J'étais en vacances en Italie, dans une maison comme celles que l'on peut voir dans le Nord.
La scène se passait dans une pièce très haute de plafond avec poutres apparentes, parquet au sol et fauteuils moelleux... Et pour résumer, j'annonçai à mon homme ma décision de le quitter pendant que Gershwin m'attendait dans la chambre à coucher, mon homme nous ayant interrompus...
Et le pire, c'est que cela se passait bien. Très bien même. Trop bien, peut-être. Mais cela semblait tellement réel...  
 
Je n'ai jamais jamais jamais, en sept ans, rêvé une chose pareille (le quitter). Et jamais enchaîné autant de rêves érotiques en une nuit d'ailleurs... Mon inconscient travaille à 800 à l'heure, je me demande ce que je dois en penser...
 
En attendant, j'étais un peu troublée ce matin et, surtout, passablement excitée.
 
Le week-end commence bien.
 
 

05.05.2007

What if... ?

Malgré les évidences qui me tombent dessus en ce moment, il y a toujours un moment où il va dire quelque chose, faire un geste ou autre qui me surprendra, me fera sourire... ou pire.

Comme au début.

Alors je doute.

Et si... ? 

02.05.2007

Trust

Si je te dis non.

Si je te dis que ce n'est pas ce que je veux, que pas comme cela, que non tu me fais mal, que je déteste cela et que tu le sais très bien...

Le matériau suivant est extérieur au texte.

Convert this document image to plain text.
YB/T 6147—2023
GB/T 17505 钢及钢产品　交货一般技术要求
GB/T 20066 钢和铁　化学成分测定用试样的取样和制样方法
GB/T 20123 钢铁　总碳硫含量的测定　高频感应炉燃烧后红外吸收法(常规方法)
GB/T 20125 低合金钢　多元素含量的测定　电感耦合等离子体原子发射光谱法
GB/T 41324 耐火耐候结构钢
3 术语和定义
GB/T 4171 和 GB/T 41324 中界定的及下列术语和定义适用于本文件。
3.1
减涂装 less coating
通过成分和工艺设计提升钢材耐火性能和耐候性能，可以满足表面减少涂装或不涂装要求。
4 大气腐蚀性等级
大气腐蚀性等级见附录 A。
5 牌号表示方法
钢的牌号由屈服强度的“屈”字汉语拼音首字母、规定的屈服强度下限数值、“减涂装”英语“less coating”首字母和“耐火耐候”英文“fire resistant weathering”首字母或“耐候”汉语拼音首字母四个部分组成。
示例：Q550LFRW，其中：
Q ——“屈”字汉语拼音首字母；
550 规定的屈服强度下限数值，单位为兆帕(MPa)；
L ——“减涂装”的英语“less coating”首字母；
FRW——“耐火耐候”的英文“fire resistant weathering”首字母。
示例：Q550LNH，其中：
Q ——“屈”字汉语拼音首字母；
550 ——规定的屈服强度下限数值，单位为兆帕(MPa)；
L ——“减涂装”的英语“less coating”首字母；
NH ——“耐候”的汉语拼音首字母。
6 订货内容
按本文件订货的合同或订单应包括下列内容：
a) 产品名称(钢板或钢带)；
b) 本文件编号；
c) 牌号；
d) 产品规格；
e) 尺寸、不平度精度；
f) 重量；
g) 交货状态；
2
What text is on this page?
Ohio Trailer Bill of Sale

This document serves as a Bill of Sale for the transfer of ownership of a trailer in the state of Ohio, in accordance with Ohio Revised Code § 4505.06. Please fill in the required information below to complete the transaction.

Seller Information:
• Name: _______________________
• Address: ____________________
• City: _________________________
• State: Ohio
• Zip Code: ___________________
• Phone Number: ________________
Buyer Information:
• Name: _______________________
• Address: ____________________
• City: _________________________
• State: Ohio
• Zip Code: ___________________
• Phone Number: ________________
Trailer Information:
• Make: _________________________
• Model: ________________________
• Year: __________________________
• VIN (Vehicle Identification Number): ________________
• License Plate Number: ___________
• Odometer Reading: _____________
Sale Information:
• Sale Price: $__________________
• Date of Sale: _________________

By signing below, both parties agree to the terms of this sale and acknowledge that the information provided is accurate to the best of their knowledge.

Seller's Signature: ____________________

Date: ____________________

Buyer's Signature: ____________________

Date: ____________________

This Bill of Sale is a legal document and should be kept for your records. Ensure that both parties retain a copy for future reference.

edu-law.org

Si tu me réponds "oui trésor" en ayant l'air d'avoir parfaitement compris le message (normal, ce n'est pas la première fois que je te le dis),

Et si tu recommences moins de cinq minutes plus tard...

 

Comment veux-tu que j'aie confiance en toi ? Comment veux-tu que je te croie, que je sente que je peux compter sur toi ?

Et surtout :

Comment veux-tu que je t'aime ?

 

Parfois, les réponses arrivent sans qu'on ait vraiment posé la question. 

Et à ce stade, ce n'est plus une réponse, c'est une évidence.